Likwidacja wielkiego obozowiska imigrantów w Calais, zwanego "nową dżunglą", przebiegła szybciej, niż przypuszczano. Tak nadsekwańska prasa komentuje dziś fakt, że w ciągu zaledwie dwóch dni udało się już rozwieźć autokarami do innych regionów Francji ponad 4 tysiące imigrantów.

Według francuskiego rządu ewakuowano już z "nowej dżungli" ponad połowę koczujących tam dotąd osób. 
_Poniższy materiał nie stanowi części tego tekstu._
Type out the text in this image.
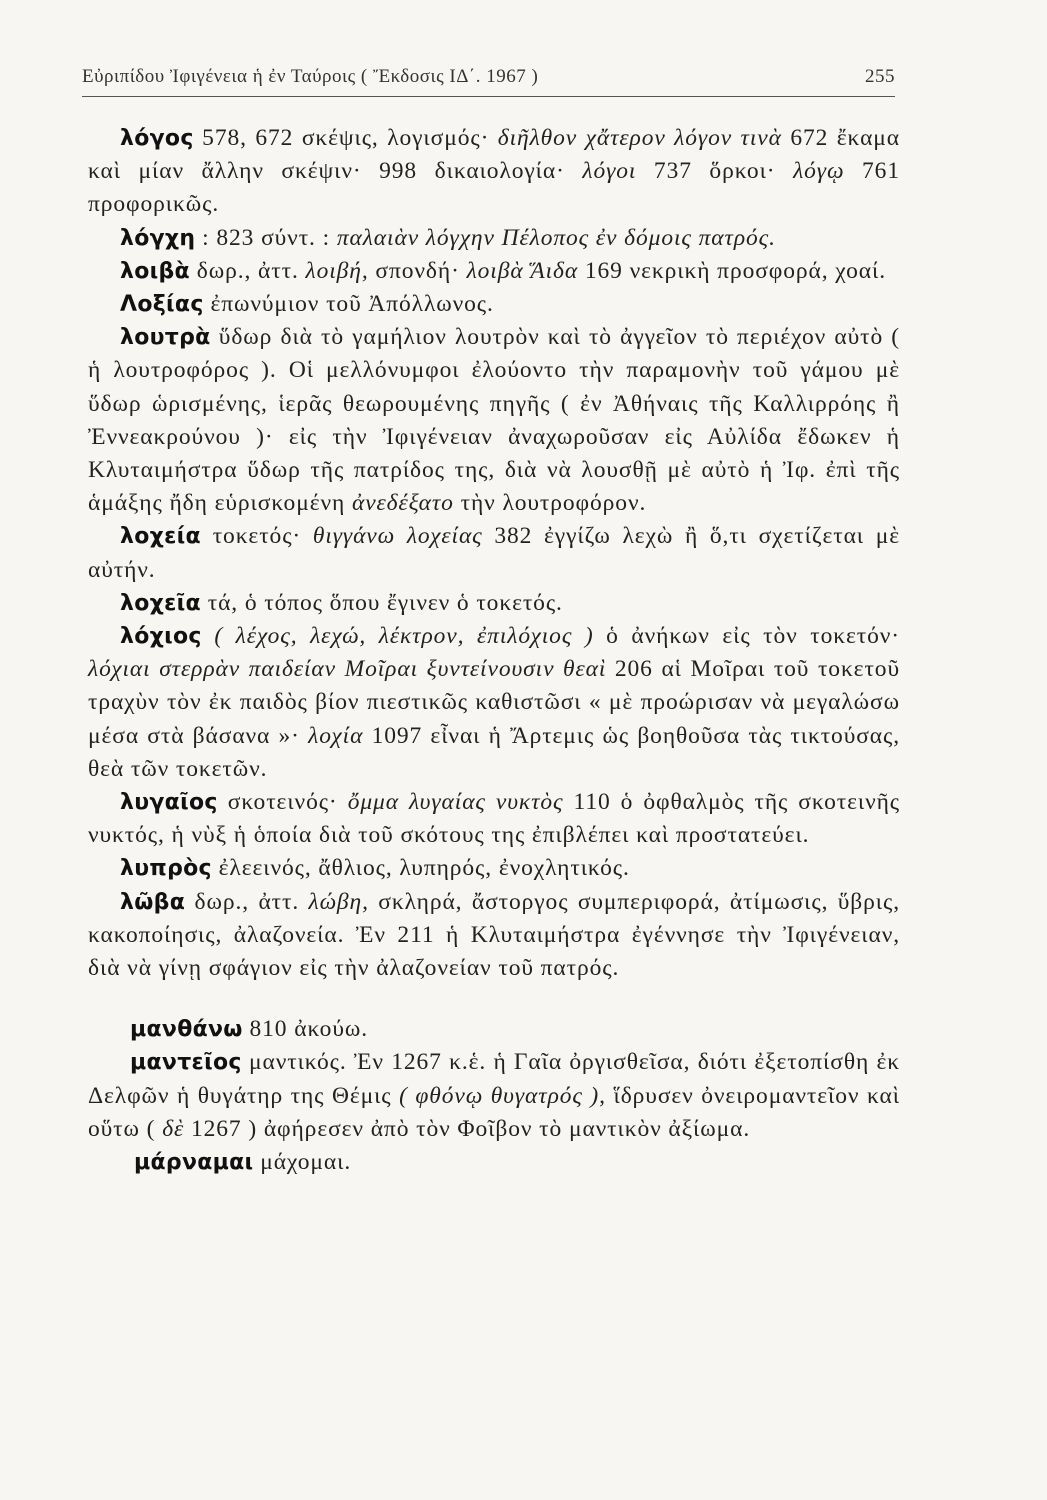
Εὐριπίδου Ἰφιγένεια ἡ ἐν Ταύροις ( Ἔκδοσις ΙΔ΄. 1967 )	255

λόγος 578, 672 σκέψις, λογισμός· διῆλθον χἄτερον λόγον τινὰ 672 ἔκαμα καὶ μίαν ἄλλην σκέψιν· 998 δικαιολογία· λόγοι 737 ὅρκοι· λόγῳ 761 προφορικῶς.

λόγχη : 823 σύντ. : παλαιὰν λόγχην Πέλοπος ἐν δόμοις πατρός.

λοιβὰ δωρ., ἀττ. λοιβή, σπονδή· λοιβὰ Ἅιδα 169 νεκρικὴ προσφορά, χοαί.

Λοξίας ἐπωνύμιον τοῦ Ἀπόλλωνος.

λουτρὰ ὕδωρ διὰ τὸ γαμήλιον λουτρὸν καὶ τὸ ἀγγεῖον τὸ περιέχον αὐτὸ ( ἡ λουτροφόρος ). Οἱ μελλόνυμφοι ἐλούοντο τὴν παραμονὴν τοῦ γάμου μὲ ὕδωρ ὡρισμένης, ἱερᾶς θεωρουμένης πηγῆς ( ἐν Ἀθήναις τῆς Καλλιρρόης ἢ Ἐννεακρούνου )· εἰς τὴν Ἰφιγένειαν ἀναχωροῦσαν εἰς Αὐλίδα ἔδωκεν ἡ Κλυταιμήστρα ὕδωρ τῆς πατρίδος της, διὰ νὰ λουσθῇ μὲ αὐτὸ ἡ Ἰφ. ἐπὶ τῆς ἁμάξης ἤδη εὑρισκομένη ἀνεδέξατο τὴν λουτροφόρον.

λοχεία τοκετός· θιγγάνω λοχείας 382 ἐγγίζω λεχὼ ἢ ὅ,τι σχετίζεται μὲ αὐτήν.

λοχεῖα τά, ὁ τόπος ὅπου ἔγινεν ὁ τοκετός.

λόχιος ( λέχος, λεχώ, λέκτρον, ἐπιλόχιος ) ὁ ἀνήκων εἰς τὸν τοκετόν· λόχιαι στερρὰν παιδείαν Μοῖραι ξυντείνουσιν θεαὶ 206 αἱ Μοῖραι τοῦ τοκετοῦ τραχὺν τὸν ἐκ παιδὸς βίον πιεστικῶς καθιστῶσι « μὲ προώρισαν νὰ μεγαλώσω μέσα στὰ βάσανα »· λοχία 1097 εἶναι ἡ Ἄρτεμις ὡς βοηθοῦσα τὰς τικτούσας, θεὰ τῶν τοκετῶν.

λυγαῖος σκοτεινός· ὄμμα λυγαίας νυκτὸς 110 ὁ ὀφθαλμὸς τῆς σκοτεινῆς νυκτός, ἡ νὺξ ἡ ὁποία διὰ τοῦ σκότους της ἐπιβλέπει καὶ προστατεύει.

λυπρὸς ἐλεεινός, ἄθλιος, λυπηρός, ἐνοχλητικός.

λῶβα δωρ., ἀττ. λώβη, σκληρά, ἄστοργος συμπεριφορά, ἀτίμωσις, ὕβρις, κακοποίησις, ἀλαζονεία. Ἐν 211 ἡ Κλυταιμήστρα ἐγέννησε τὴν Ἰφιγένειαν, διὰ νὰ γίνῃ σφάγιον εἰς τὴν ἀλαζονείαν τοῦ πατρός.

μανθάνω 810 ἀκούω.

μαντεῖος μαντικός. Ἐν 1267 κ.ἑ. ἡ Γαῖα ὀργισθεῖσα, διότι ἐξετοπίσθη ἐκ Δελφῶν ἡ θυγάτηρ της Θέμις ( φθόνῳ θυγατρός ), ἵδρυσεν ὀνειρομαντεῖον καὶ οὕτω ( δὲ 1267 ) ἀφήρεσεν ἀπὸ τὸν Φοῖβον τὸ μαντικὸν ἀξίωμα.

μάρναμαι μάχομαι.
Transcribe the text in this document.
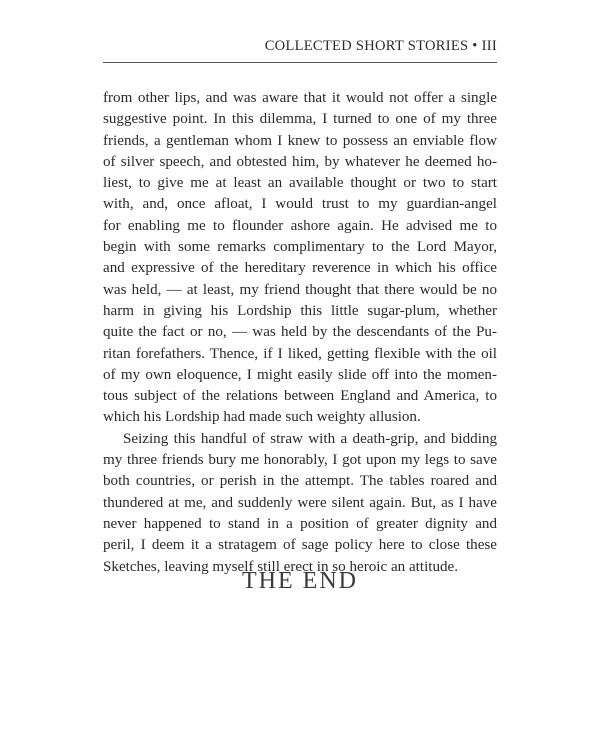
COLLECTED SHORT STORIES • III
from other lips, and was aware that it would not offer a single
suggestive point. In this dilemma, I turned to one of my three
friends, a gentleman whom I knew to possess an enviable flow
of silver speech, and obtested him, by whatever he deemed ho-
liest, to give me at least an available thought or two to start
with, and, once afloat, I would trust to my guardian-angel
for enabling me to flounder ashore again. He advised me to
begin with some remarks complimentary to the Lord Mayor,
and expressive of the hereditary reverence in which his office
was held, — at least, my friend thought that there would be no
harm in giving his Lordship this little sugar-plum, whether
quite the fact or no, — was held by the descendants of the Pu-
ritan forefathers. Thence, if I liked, getting flexible with the oil
of my own eloquence, I might easily slide off into the momen-
tous subject of the relations between England and America, to
which his Lordship had made such weighty allusion.
Seizing this handful of straw with a death-grip, and bidding
my three friends bury me honorably, I got upon my legs to save
both countries, or perish in the attempt. The tables roared and
thundered at me, and suddenly were silent again. But, as I have
never happened to stand in a position of greater dignity and
peril, I deem it a stratagem of sage policy here to close these
Sketches, leaving myself still erect in so heroic an attitude.
THE END
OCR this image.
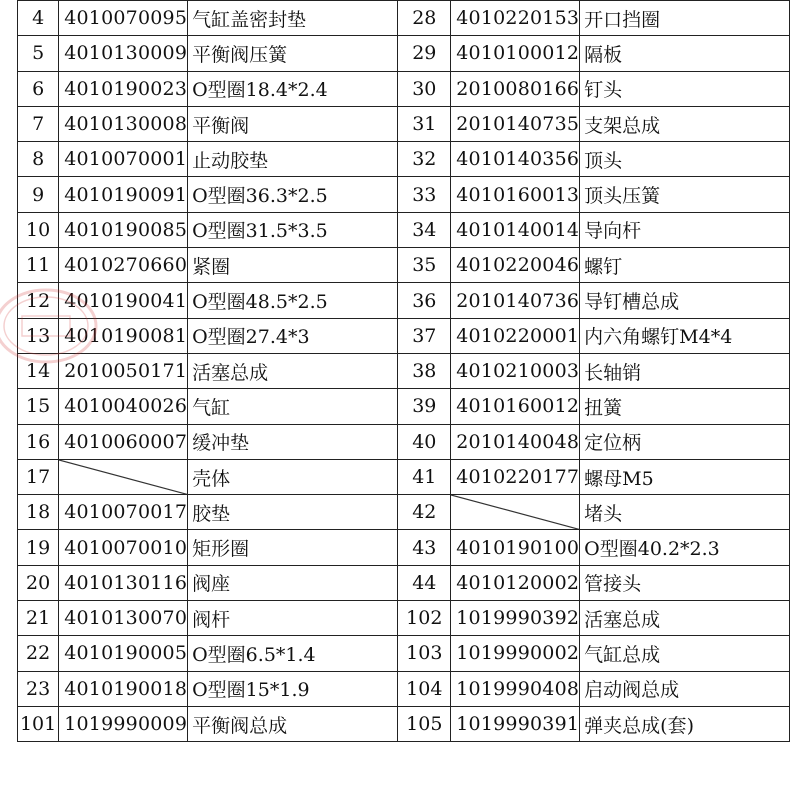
4	4010070095	气缸盖密封垫	28	4010220153	开口挡圈
5	4010130009	平衡阀压簧	29	4010100012	隔板
6	4010190023	O型圈18.4*2.4	30	2010080166	钉头
7	4010130008	平衡阀	31	2010140735	支架总成
8	4010070001	止动胶垫	32	4010140356	顶头
9	4010190091	O型圈36.3*2.5	33	4010160013	顶头压簧
10	4010190085	O型圈31.5*3.5	34	4010140014	导向杆
11	4010270660	紧圈	35	4010220046	螺钉
12	4010190041	O型圈48.5*2.5	36	2010140736	导钉槽总成
13	4010190081	O型圈27.4*3	37	4010220001	内六角螺钉M4*4
14	2010050171	活塞总成	38	4010210003	长轴销
15	4010040026	气缸	39	4010160012	扭簧
16	4010060007	缓冲垫	40	2010140048	定位柄
17		壳体	41	4010220177	螺母M5
18	4010070017	胶垫	42		堵头
19	4010070010	矩形圈	43	4010190100	O型圈40.2*2.3
20	4010130116	阀座	44	4010120002	管接头
21	4010130070	阀杆	102	1019990392	活塞总成
22	4010190005	O型圈6.5*1.4	103	1019990002	气缸总成
23	4010190018	O型圈15*1.9	104	1019990408	启动阀总成
101	1019990009	平衡阀总成	105	1019990391	弹夹总成(套)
MSW podkreśla też, że wbrew wcześniejszym obawom, nie doszło do żadnych starć policjantów z tymi imigrantami, którzy ciągle nie chcą opuścić obozowiska. Żeby jednak dać do zrozumienia tym ostatnim, iż decyzja o likwidacji "nowej dżungli" jest nieodwołalna, rozpoczęto już stopniowe niszczenie szałasów i namiotów. Władze nie chciały jednak użyć w tym celu buldożerów i obawiały się, że ich widok może spowodować zamieszki. Jak donosi nasz korespondent we Francji, niektórzy imigranci sami podpalili szałasy i namioty, które opuszczali. Interweniować musiała straż pożarna.